- German release picture sleeve

Single by The Pretty Things

from the album Get the Picture?
- B-side: "£.s.d"
- Released: 22 April 1966
- Genre: R&B; garage rock;
- Length: 2:39
- Label: Fontana Records
- Songwriters: J. J. Jackson; Pierre Tubbs; Sidney Barnes;
- Producer: Glyn Johns

The Pretty Things singles chronology
| "Midnight to Six Man" (1965) | "Come See Me" (1966) | "A House in the Country" (1966) |

= Come See Me (The Pretty Things song) =

"Come See Me" (also known as "I'm Your Man") is a 1966 song by The Pretty Things on Fontana Records.

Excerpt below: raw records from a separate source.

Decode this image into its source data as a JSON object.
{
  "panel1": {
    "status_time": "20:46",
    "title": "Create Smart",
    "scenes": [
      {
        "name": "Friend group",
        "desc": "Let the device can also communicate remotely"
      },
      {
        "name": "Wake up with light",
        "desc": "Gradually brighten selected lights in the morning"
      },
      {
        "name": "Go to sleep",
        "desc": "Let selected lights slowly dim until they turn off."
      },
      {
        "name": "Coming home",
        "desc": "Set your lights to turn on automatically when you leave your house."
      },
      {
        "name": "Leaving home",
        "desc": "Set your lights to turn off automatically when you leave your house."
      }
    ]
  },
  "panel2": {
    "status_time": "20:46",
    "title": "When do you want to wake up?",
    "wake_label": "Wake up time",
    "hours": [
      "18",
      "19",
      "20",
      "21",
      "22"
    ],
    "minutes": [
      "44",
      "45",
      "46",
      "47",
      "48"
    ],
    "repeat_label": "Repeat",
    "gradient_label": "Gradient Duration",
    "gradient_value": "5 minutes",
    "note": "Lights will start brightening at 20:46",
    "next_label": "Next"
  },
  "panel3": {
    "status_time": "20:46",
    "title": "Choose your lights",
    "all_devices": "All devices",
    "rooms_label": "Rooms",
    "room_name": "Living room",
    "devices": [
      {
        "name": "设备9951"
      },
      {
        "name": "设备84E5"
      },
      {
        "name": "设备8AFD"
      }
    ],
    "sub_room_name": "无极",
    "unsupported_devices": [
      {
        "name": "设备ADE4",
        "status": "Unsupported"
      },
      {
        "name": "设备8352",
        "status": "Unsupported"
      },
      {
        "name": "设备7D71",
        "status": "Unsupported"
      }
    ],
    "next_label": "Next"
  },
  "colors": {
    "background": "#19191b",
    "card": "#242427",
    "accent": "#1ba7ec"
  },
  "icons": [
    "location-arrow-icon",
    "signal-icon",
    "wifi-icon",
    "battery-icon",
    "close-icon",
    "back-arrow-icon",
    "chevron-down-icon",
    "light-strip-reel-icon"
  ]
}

It was written by J.J. Jackson, Pierre Tubbs and Sidney Barnes. The song featured prominent fuzz guitar, charting at number 43 in the UK and number 36 in the Netherlands.

The B-side was a concert favorite titled "£.s.d", featuring the chorus lyrics "yes I need L.S.D." The title was a play on abbreviations for pounds, shillings and pence, intended to disguise its true subject matter; Phil May would admit later that the song was about LSD. The BBC played it for a little while until they realized what it was really about, whereupon they placed a ban on it. The song was reissued titled as "LSD" on the CD reissue of the album Get the Picture?. The song was covered by UK garage punk band the Cannibals in 1983.